Segmental Duration Modeling in Turkish


Ozturk O., ÇİLOĞLU T.

9th International Conference on Spoken Language Processing/INTERSPEECH 2006, Pennsylvania, Amerika Birleşik Devletleri, 01 Ocak 2006, ss.2378-2380 identifier identifier

  • Yayın Türü: Bildiri / Tam Metin Bildiri
  • Basıldığı Şehir: Pennsylvania
  • Basıldığı Ülke: Amerika Birleşik Devletleri
  • Sayfa Sayıları: ss.2378-2380
  • Orta Doğu Teknik Üniversitesi Adresli: Evet

Özet

Naturalness of synthetic speech highly depends on appropriate modeling of prosodic aspects. Mostly, three prosody components are modeled: segmental duration, pitch contour and intensity. In this study, we present our work on modeling segmental duration in Turkish using machine-learning algorithms, especially Classification and Regression Trees (CART). The models predict phone durations based on attributes such as phone identity, neighboring phone identities, lexical stress, position of syllable in word, part-of-speech (POS) information, word length in number of syllables and position of word in utterance extracted from a speech corpus of approximately 700 sentences.
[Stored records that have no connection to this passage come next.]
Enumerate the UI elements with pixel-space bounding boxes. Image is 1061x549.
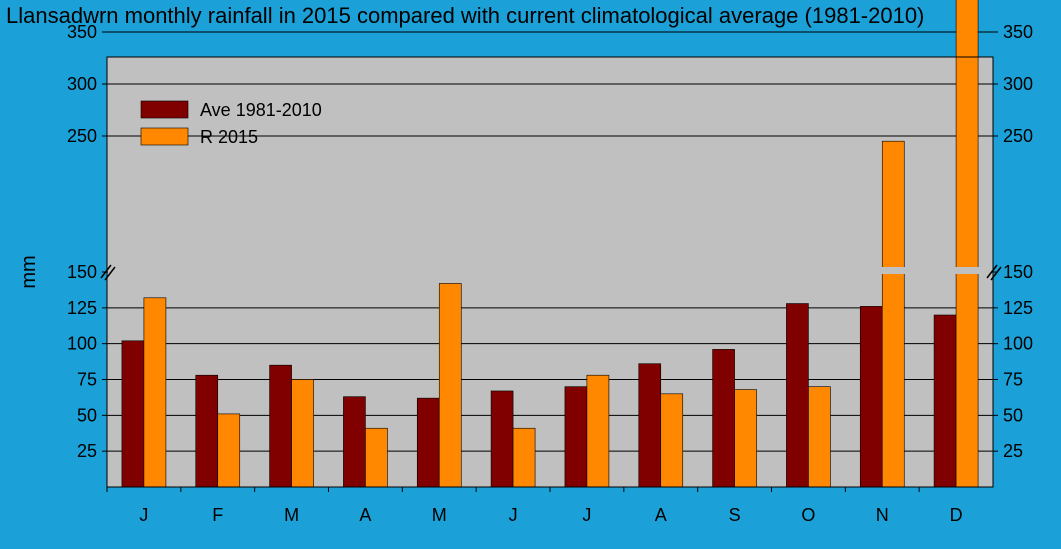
y-tick-label: 25 xyxy=(77,441,97,461)
legend-label: R 2015 xyxy=(200,127,258,147)
bar xyxy=(121,340,145,488)
y-tick-label: 250 xyxy=(1003,126,1033,146)
bar xyxy=(512,427,536,488)
axis-break-band xyxy=(108,267,992,274)
bar xyxy=(586,374,610,488)
y-axis-left: 255075100125150250300350400 xyxy=(67,22,107,461)
y-tick-label: 50 xyxy=(1003,405,1023,425)
x-tick-label: M xyxy=(432,505,447,525)
bar xyxy=(416,397,440,488)
bar xyxy=(291,379,314,488)
x-tick-label: A xyxy=(655,505,667,525)
axis-break-slash xyxy=(104,266,116,281)
x-tick-label: J xyxy=(582,505,591,525)
bar xyxy=(881,140,905,488)
x-tick-label: S xyxy=(729,505,741,525)
chart-title: Llansadwrn monthly rainfall in 2015 comp… xyxy=(6,3,925,28)
bar xyxy=(638,363,662,488)
y-axis-right: 255075100125150250300350400 xyxy=(993,22,1033,461)
bar xyxy=(660,393,684,488)
x-tick-label: J xyxy=(509,505,518,525)
bar xyxy=(808,386,831,488)
y-tick-label: 75 xyxy=(77,370,97,390)
bar xyxy=(933,314,957,488)
y-tick-label: 25 xyxy=(1003,441,1023,461)
bar xyxy=(712,349,735,488)
bar xyxy=(564,386,588,488)
bar xyxy=(734,389,757,488)
bar xyxy=(786,303,809,488)
y-tick-label: 150 xyxy=(1003,262,1033,282)
y-tick-label: 300 xyxy=(1003,74,1033,94)
bar xyxy=(365,427,388,488)
y-tick-label: 350 xyxy=(1003,22,1033,42)
y-tick-label: 50 xyxy=(77,405,97,425)
legend: Ave 1981-2010 R 2015 xyxy=(140,100,322,147)
legend-swatch xyxy=(140,100,189,119)
x-tick-label: A xyxy=(359,505,371,525)
bar xyxy=(438,283,462,488)
y-tick-label: 100 xyxy=(67,334,97,354)
legend-label: Ave 1981-2010 xyxy=(200,100,322,120)
y-axis-label: mm xyxy=(18,255,40,288)
bar xyxy=(143,297,167,488)
axis-break-slash xyxy=(990,266,1002,281)
bar xyxy=(195,374,219,488)
y-tick-label: 125 xyxy=(1003,298,1033,318)
x-tick-label: O xyxy=(801,505,815,525)
bars xyxy=(121,0,979,488)
bar xyxy=(859,306,883,488)
axis-break-slash xyxy=(986,264,998,279)
y-tick-label: 350 xyxy=(67,22,97,42)
x-tick-label: J xyxy=(139,505,148,525)
bar xyxy=(269,364,292,488)
bar xyxy=(490,390,514,488)
y-tick-label: 100 xyxy=(1003,334,1033,354)
y-tick-label: 250 xyxy=(67,126,97,146)
bar xyxy=(217,413,241,488)
x-tick-label: F xyxy=(212,505,223,525)
x-tick-label: D xyxy=(950,505,963,525)
y-tick-label: 75 xyxy=(1003,370,1023,390)
y-tick-label: 300 xyxy=(67,74,97,94)
x-tick-label: N xyxy=(876,505,889,525)
x-tick-label: M xyxy=(284,505,299,525)
y-tick-label: 150 xyxy=(67,262,97,282)
bar xyxy=(343,396,366,488)
bar xyxy=(955,0,979,488)
y-tick-label: 125 xyxy=(67,298,97,318)
legend-swatch xyxy=(140,127,189,146)
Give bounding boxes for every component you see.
Obtained models predict segment durations better than mean duration approximations (similar to 0.77 Correlation Coefficient, CC, and 20.4 ms Root-Mean Squared Error, RMSE). Attributes phone identity, neighboring phone identities, lexical stress, syllable type, POS, phrase break information, and location of word in the phrase constitute best predictor set for phoneme duration modeling.